Находясь с апреля на Дальнем Востоке, в первых числах июня он получил предписание срочно вернуться в Москву. Его военная судьба традиционно делала непростые петли. Но это было не так важно и опасно, когда такая сопутствующая военной карьере категория, как военное счастье, ему не изменяла. Чего нельзя сказать о многих и многих людях…
Человек верующий подразумевает под «военным счастьем» присутствие в военном деле Божьего промысла. Атеист понимает это как удачливость и везение. Николай Павлович Новотроицын до конца своей жизни так и не смог ответить сам себе на вопрос: испытал ли он счастье такого рода, и удалась ли его военная карьера? Да и сама жизнь… «Скорее нет, чем да», – с горечью понимал бывший белогвардейский полковник, а с недавнего времени полковник изменнической «Русской освободительной армии» генерала-предателя Власова.

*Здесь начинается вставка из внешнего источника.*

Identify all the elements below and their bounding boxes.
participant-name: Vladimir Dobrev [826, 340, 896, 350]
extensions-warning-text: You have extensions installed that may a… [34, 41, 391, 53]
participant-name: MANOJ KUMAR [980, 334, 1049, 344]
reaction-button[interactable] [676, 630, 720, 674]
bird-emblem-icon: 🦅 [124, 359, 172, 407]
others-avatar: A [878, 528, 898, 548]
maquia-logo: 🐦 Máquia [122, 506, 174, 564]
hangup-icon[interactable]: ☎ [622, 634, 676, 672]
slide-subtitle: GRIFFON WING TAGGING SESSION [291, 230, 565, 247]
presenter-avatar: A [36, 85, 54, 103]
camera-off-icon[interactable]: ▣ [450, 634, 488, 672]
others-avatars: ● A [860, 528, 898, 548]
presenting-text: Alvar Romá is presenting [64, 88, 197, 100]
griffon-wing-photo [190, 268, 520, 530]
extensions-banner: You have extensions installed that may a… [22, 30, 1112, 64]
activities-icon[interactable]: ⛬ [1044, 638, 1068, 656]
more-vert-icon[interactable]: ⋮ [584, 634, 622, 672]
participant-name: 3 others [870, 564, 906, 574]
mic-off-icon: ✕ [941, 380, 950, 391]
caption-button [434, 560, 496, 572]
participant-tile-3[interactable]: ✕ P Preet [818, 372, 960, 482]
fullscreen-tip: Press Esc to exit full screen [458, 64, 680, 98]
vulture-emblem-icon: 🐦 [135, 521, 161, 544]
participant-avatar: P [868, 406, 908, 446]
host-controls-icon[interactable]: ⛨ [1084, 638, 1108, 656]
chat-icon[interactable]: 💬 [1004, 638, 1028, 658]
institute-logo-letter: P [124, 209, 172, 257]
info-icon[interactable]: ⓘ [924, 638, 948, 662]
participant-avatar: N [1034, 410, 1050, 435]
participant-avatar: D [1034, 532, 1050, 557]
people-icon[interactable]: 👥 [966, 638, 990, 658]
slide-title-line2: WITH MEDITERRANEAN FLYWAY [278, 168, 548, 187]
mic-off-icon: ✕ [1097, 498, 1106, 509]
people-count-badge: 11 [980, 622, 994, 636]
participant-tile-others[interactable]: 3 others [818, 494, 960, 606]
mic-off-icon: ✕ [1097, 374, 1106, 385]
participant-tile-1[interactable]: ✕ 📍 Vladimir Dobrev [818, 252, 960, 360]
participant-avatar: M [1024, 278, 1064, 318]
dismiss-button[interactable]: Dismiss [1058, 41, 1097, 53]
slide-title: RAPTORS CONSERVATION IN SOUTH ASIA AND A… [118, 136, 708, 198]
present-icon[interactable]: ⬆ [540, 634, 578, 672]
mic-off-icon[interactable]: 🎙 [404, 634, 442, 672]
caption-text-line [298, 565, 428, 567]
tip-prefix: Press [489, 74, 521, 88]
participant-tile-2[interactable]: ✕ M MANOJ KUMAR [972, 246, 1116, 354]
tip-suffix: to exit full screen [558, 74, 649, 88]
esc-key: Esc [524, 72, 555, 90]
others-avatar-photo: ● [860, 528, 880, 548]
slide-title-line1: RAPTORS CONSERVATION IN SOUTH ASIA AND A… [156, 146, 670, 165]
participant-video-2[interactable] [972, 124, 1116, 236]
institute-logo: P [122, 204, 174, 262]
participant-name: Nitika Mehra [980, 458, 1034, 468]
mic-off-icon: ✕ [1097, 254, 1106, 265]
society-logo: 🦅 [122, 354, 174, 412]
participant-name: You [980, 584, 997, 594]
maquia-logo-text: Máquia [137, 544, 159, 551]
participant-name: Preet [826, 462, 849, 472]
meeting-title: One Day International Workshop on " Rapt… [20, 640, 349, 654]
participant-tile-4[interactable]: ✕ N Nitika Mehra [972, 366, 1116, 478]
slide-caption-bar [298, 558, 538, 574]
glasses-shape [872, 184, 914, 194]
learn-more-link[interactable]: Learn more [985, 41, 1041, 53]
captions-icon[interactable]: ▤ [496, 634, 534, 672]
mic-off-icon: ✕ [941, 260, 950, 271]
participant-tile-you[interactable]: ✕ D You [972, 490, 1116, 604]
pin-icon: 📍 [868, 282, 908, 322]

«В какой-то пьесе Чехова есть персонаж, называемый “вечный студент”. Я, наверное, вечный полковник», – думал о себе Новотроицын, сбивая пыль с просёлочных дорог, по которым он предпочитал передвигаться по ночам. Можно было бы считать удачной его карьеру разведчика. Доставленные немцам слитки золота продвинули его по карьерной лестнице в стане противника до немыслимых высот. Трудно было даже представить цену документам, которые он сейчас пронёс с собой почти через половину Европы.
В гражданском костюме, сбивая дорожную пыль, часто сходя с дороги в лес, он шёл и шёл на восток. Но опять не заладилось… Выйдя из англо-американской зоны оккупации, он мало того что сразу угодил в руки управления контрразведки СМЕРШ сорок шестой армии Второго украинского фронта, так умудрился попасть на допрос к человеку, который его, опять так получалось, знал лично.
Подполковник Литвинчук очень хорошо запомнил мужчину, избившего его три года тому назад в подъезде его собственного дома. Запомнил и теперь, как смог, рассчитался за нанесённую обиду и прошлое унижение. Причём «рассчитывался» он, предварительно приказав крепко связать задержанного. Кулаки Новотроицына он тоже хорошо помнил.
– Вот и вернул должок, – стоя перед избитым до полусмерти Новотроицыным, потирая кулак, вздохнул Литвинчук. – Ещё довесочек в девять граммов с меня… Может, скажешь чего?
Новотроицын посчитал ниже своего достоинства отвечать. В душе его не было ни страха, ни отчаяния, ни сожаления. И только одна смертельная усталость много повидавшего, многое пережившего и испытавшего человека всё больше и больше накрывала его собой. Чувства его и мысли по большому счёту, были мыслями и чувствами несчастного человека. Потерявшего всех родных и близких, для которого и сама Россия стала только оболочкой, в которой почти не осталось дорогого ему содержания.
Даже не поинтересовавшись у Новотроицына, откуда тот взял документы о формировании из немецких военнопленных новых соединений для частичного восстановления немецкой армии, не дав себе труда ответить на простой вопрос, правдивы ли, истинны эти сведения, Литвинчук принял решение избавиться от агента, доставившего важную информацию.